ACA's Early Enrollees
By Ruby de Luna
Charles Jackson has always had some kind of health insurance through work. But that changed last year. Jackson is on disability, his only source of income. The way he describes his income level is poor, but not poor enough to qualify for Medicaid…
Jackson: “I’m still in poverty, my just a little bit; my nose is hanging out the water still. (laughs)”
Jackson is 62 years old, just a few years shy of qualifying for Medicare. That means he’s entirely responsible for his medical costs. And his health issues have only grown. Recently he was diagnosed with diabetes. Jackson says juggling his medical bills has been challenging.
Jackson: “There were times when I didn’t have the money… buy the drugs that you need the meds, or eat.”

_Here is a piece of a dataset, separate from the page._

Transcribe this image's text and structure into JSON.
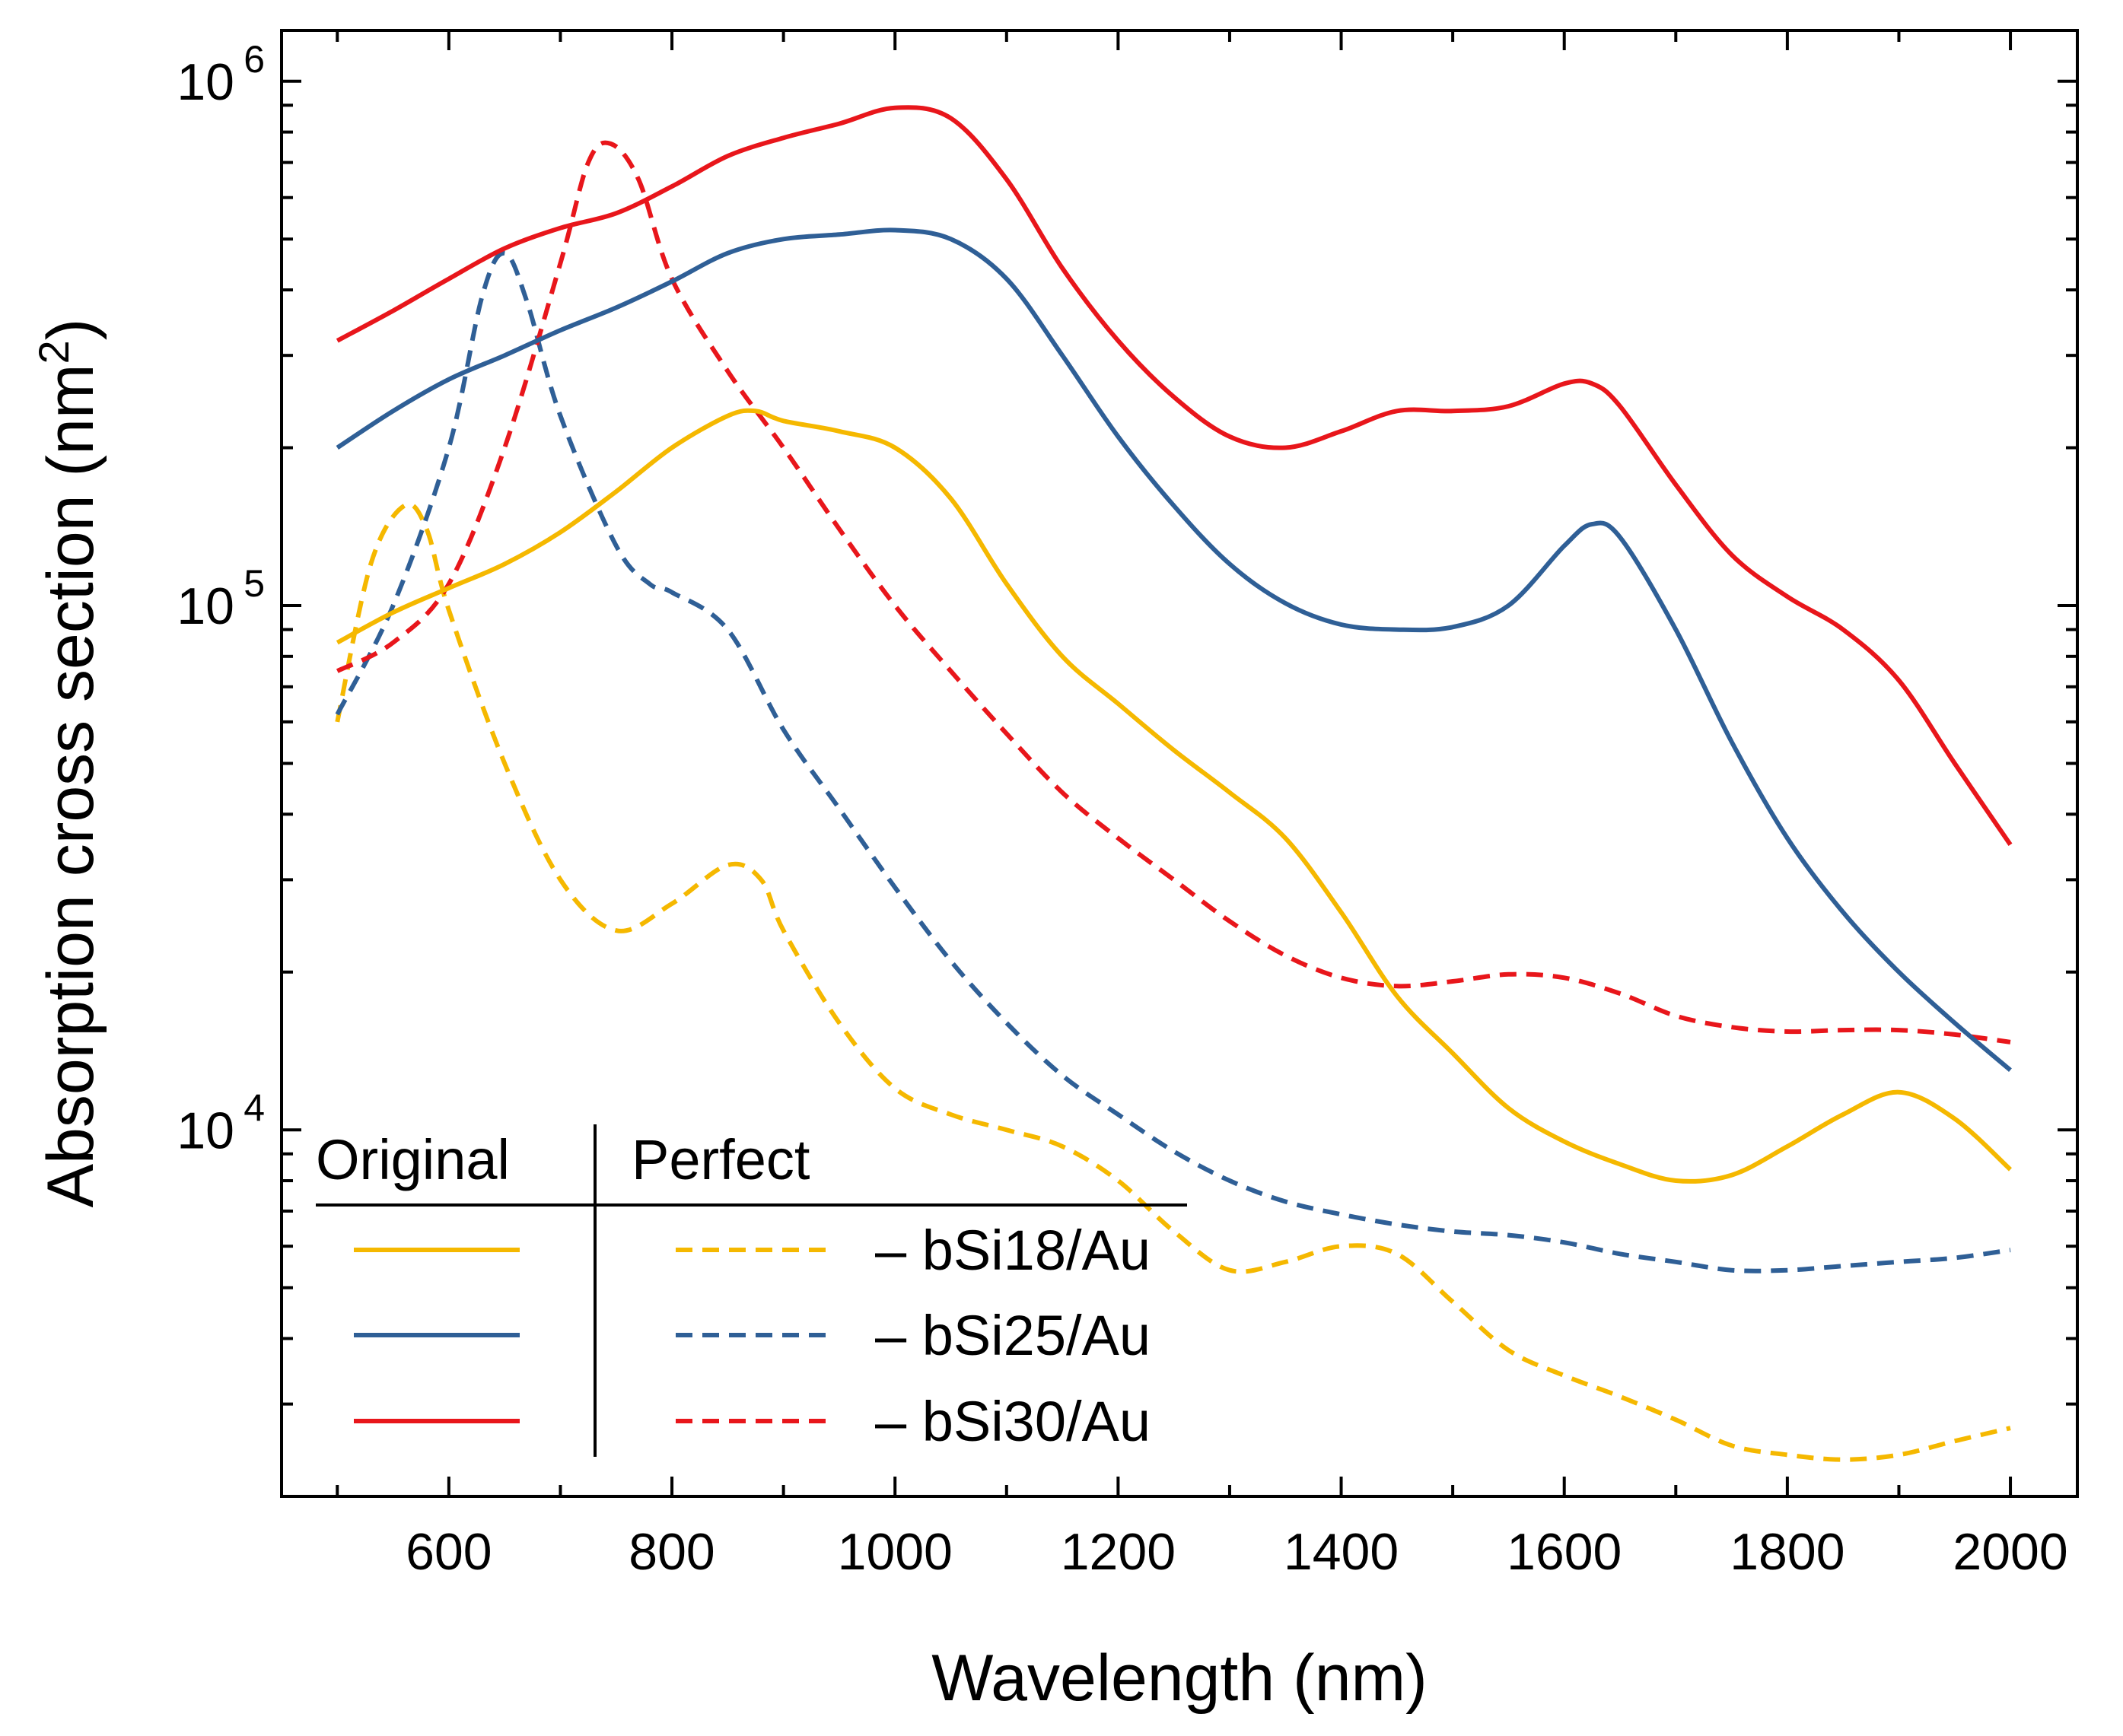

On opening day of the health exchange, Jackson went to his community clinic to sign up for health coverage. He’s among 180,000 King County residents who are newly eligible for either Medicaid or financial assistance to buy health insurance.

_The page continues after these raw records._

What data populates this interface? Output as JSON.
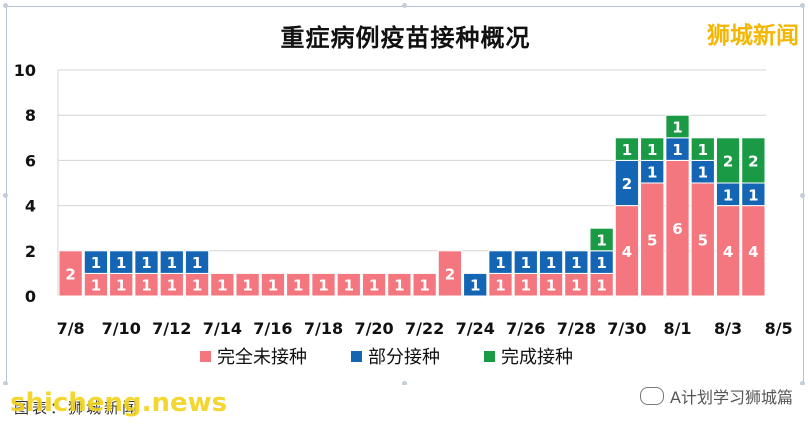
{
  "header": {
    "title": "重症病例疫苗接种概况",
    "brand": "狮城新闻"
  },
  "footer": {
    "caption": "图表：狮城新闻",
    "watermark": "shicheng.news",
    "account": "A计划学习狮城篇"
  },
  "chart_data": {
    "type": "bar",
    "stacked": true,
    "title": "重症病例疫苗接种概况",
    "ylim": [
      0,
      10
    ],
    "yticks": [
      "0",
      "2",
      "4",
      "6",
      "8",
      "10"
    ],
    "xtick_labels": [
      "7/8",
      "7/10",
      "7/12",
      "7/14",
      "7/16",
      "7/18",
      "7/20",
      "7/22",
      "7/24",
      "7/26",
      "7/28",
      "7/30",
      "8/1",
      "8/3",
      "8/5"
    ],
    "categories": [
      "7/8",
      "7/9",
      "7/10",
      "7/11",
      "7/12",
      "7/13",
      "7/14",
      "7/15",
      "7/16",
      "7/17",
      "7/18",
      "7/19",
      "7/20",
      "7/21",
      "7/22",
      "7/23",
      "7/24",
      "7/25",
      "7/26",
      "7/27",
      "7/28",
      "7/29",
      "7/30",
      "7/31",
      "8/1",
      "8/2",
      "8/3",
      "8/4"
    ],
    "series": [
      {
        "name": "完全未接种",
        "color": "#f4777f",
        "values": [
          2,
          1,
          1,
          1,
          1,
          1,
          1,
          1,
          1,
          1,
          1,
          1,
          1,
          1,
          1,
          2,
          0,
          1,
          1,
          1,
          1,
          1,
          4,
          5,
          6,
          5,
          4,
          4
        ]
      },
      {
        "name": "部分接种",
        "color": "#1565b5",
        "values": [
          0,
          1,
          1,
          1,
          1,
          1,
          0,
          0,
          0,
          0,
          0,
          0,
          0,
          0,
          0,
          0,
          1,
          1,
          1,
          1,
          1,
          1,
          2,
          1,
          1,
          1,
          1,
          1
        ]
      },
      {
        "name": "完成接种",
        "color": "#1a9a45",
        "values": [
          0,
          0,
          0,
          0,
          0,
          0,
          0,
          0,
          0,
          0,
          0,
          0,
          0,
          0,
          0,
          0,
          0,
          0,
          0,
          0,
          0,
          1,
          1,
          1,
          1,
          1,
          2,
          2
        ]
      }
    ],
    "grid": true,
    "legend_position": "bottom"
  }
}
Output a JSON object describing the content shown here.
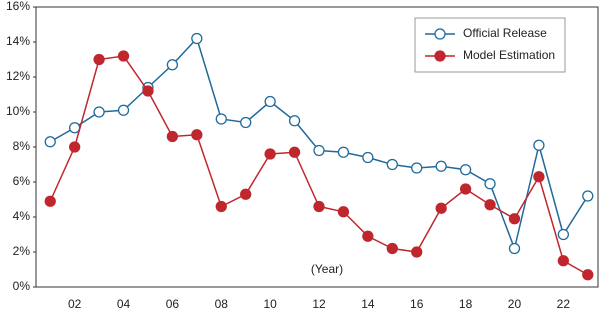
{
  "chart_data": {
    "type": "line",
    "categories": [
      null,
      "02",
      null,
      "04",
      null,
      "06",
      null,
      "08",
      null,
      "10",
      null,
      "12",
      null,
      "14",
      null,
      "16",
      null,
      "18",
      null,
      "20",
      null,
      "22",
      null
    ],
    "series": [
      {
        "name": "Official Release",
        "color": "#1f6a9a",
        "marker": "hollow",
        "values": [
          8.3,
          9.1,
          10.0,
          10.1,
          11.4,
          12.7,
          14.2,
          9.6,
          9.4,
          10.6,
          9.5,
          7.8,
          7.7,
          7.4,
          7.0,
          6.8,
          6.9,
          6.7,
          5.9,
          2.2,
          8.1,
          3.0,
          5.2
        ]
      },
      {
        "name": "Model Estimation",
        "color": "#c0262d",
        "marker": "filled",
        "values": [
          4.9,
          8.0,
          13.0,
          13.2,
          11.2,
          8.6,
          8.7,
          4.6,
          5.3,
          7.6,
          7.7,
          4.6,
          4.3,
          2.9,
          2.2,
          2.0,
          4.5,
          5.6,
          4.7,
          3.9,
          6.3,
          1.5,
          0.7
        ]
      }
    ],
    "annotation": "(Year)",
    "ylim": [
      0,
      16
    ],
    "yticks": [
      {
        "value": 0,
        "label": "0%"
      },
      {
        "value": 2,
        "label": "2%"
      },
      {
        "value": 4,
        "label": "4%"
      },
      {
        "value": 6,
        "label": "6%"
      },
      {
        "value": 8,
        "label": "8%"
      },
      {
        "value": 10,
        "label": "10%"
      },
      {
        "value": 12,
        "label": "12%"
      },
      {
        "value": 14,
        "label": "14%"
      },
      {
        "value": 16,
        "label": "16%"
      }
    ],
    "grid": false,
    "legend": "upper right"
  }
}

Like Jackson, 44 year-old Vera Johnson welcomed the chance to get affordable coverage. She lost her health insurance four years ago after her divorce. Buying a plan for herself and teenage daughter would have cost her up to $600 a month. It was beyond her means. Under the affordable care act, Johnson expected to pay more like $100 a month…

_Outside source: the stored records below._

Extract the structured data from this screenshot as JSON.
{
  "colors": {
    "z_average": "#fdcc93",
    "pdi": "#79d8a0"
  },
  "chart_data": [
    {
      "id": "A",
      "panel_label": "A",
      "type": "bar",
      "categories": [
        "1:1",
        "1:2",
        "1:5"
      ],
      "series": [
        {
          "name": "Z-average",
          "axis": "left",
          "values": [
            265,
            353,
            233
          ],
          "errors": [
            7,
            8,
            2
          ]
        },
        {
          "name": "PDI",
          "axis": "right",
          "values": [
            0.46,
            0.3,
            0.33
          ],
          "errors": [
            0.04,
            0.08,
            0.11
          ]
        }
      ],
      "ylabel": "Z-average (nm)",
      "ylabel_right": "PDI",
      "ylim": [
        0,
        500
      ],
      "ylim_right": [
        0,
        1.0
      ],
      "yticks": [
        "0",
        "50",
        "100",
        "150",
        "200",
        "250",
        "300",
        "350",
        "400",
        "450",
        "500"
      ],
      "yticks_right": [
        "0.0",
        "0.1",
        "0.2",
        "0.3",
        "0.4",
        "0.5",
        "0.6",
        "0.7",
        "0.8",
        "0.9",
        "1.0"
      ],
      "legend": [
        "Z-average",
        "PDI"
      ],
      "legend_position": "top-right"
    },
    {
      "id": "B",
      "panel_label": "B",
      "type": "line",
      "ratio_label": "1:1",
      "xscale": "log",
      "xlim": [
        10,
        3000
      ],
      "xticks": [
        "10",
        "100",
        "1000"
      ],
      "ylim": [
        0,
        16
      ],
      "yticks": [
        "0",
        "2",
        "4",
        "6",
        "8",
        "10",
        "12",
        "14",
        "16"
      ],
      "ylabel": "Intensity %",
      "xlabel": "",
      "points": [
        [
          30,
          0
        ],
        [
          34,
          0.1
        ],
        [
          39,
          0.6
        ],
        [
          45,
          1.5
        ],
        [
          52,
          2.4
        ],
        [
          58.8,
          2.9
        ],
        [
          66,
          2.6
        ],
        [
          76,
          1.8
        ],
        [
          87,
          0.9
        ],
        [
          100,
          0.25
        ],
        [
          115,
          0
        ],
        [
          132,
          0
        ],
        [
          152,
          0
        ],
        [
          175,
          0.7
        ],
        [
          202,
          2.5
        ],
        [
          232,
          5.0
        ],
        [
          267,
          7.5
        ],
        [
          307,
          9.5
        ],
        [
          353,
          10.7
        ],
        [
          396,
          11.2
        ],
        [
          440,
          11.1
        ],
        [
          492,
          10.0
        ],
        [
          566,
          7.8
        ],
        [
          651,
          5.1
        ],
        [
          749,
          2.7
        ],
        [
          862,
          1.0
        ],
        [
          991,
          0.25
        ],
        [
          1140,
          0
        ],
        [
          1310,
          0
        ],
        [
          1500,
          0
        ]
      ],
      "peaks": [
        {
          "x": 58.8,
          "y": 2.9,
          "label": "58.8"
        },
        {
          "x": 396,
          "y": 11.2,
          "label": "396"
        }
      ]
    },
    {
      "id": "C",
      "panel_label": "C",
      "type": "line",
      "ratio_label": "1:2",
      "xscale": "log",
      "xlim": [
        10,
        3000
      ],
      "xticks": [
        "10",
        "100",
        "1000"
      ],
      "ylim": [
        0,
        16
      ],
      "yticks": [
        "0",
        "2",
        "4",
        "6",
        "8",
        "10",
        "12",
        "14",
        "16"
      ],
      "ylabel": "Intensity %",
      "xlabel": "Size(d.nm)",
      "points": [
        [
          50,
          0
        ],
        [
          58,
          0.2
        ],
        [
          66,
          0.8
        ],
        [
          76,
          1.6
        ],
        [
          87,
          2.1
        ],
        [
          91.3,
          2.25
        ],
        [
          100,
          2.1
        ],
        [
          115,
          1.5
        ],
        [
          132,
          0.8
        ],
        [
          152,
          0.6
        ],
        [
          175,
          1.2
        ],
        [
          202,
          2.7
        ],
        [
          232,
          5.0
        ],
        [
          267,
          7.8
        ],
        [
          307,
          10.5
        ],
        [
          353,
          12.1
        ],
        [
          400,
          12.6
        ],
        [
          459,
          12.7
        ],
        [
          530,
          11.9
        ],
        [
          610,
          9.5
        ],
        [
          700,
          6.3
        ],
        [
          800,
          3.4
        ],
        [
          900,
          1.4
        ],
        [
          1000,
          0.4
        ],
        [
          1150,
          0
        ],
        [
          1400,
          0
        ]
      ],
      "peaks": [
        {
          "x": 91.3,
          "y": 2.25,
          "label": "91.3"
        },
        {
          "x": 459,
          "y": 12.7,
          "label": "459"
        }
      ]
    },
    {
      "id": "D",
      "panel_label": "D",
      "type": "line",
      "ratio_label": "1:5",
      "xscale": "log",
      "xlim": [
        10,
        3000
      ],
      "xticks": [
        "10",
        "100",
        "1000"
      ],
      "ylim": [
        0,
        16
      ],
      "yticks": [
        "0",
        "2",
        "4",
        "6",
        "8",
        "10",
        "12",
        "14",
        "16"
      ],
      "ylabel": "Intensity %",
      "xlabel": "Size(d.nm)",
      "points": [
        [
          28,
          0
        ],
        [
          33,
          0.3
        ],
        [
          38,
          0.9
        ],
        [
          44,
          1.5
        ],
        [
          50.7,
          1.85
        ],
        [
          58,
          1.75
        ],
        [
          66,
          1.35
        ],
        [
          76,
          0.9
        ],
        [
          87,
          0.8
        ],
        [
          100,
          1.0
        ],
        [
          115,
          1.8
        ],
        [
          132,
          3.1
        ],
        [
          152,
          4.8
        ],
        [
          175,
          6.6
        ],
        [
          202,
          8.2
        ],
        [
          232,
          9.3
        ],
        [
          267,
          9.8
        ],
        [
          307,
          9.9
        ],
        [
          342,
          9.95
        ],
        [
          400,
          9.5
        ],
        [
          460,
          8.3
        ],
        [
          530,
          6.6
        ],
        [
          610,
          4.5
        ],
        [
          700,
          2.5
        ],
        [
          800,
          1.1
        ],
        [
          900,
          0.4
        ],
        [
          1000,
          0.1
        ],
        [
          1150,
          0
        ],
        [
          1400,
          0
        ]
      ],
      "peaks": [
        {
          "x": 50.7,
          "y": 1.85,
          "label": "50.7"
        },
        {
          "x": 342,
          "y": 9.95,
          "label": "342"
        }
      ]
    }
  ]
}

Johnson: “But it turns out that today, after bringing my tax returns, that it’s actually free. I get it for free. So am I happy about healthcare, yes.”
And relieved, too. For years she’s put off checkups. Signing up for health care, she says is about being able to take care of herself and her daughter.
Johnson: “I’m going to be able to get a breast exam, I’m going to be able to take my daughter to the dentist on a regular basis, I’m going to be able to take her for annual checkups that she has not been getting. It’s kind of like a parent achievement award, almost, because I haven’t been able to provide that.”
Vera Johnson and Charles Jackson are two of an estimated 1 million Washington residents who are uninsured. The state’s goal is get as many people signed as possible.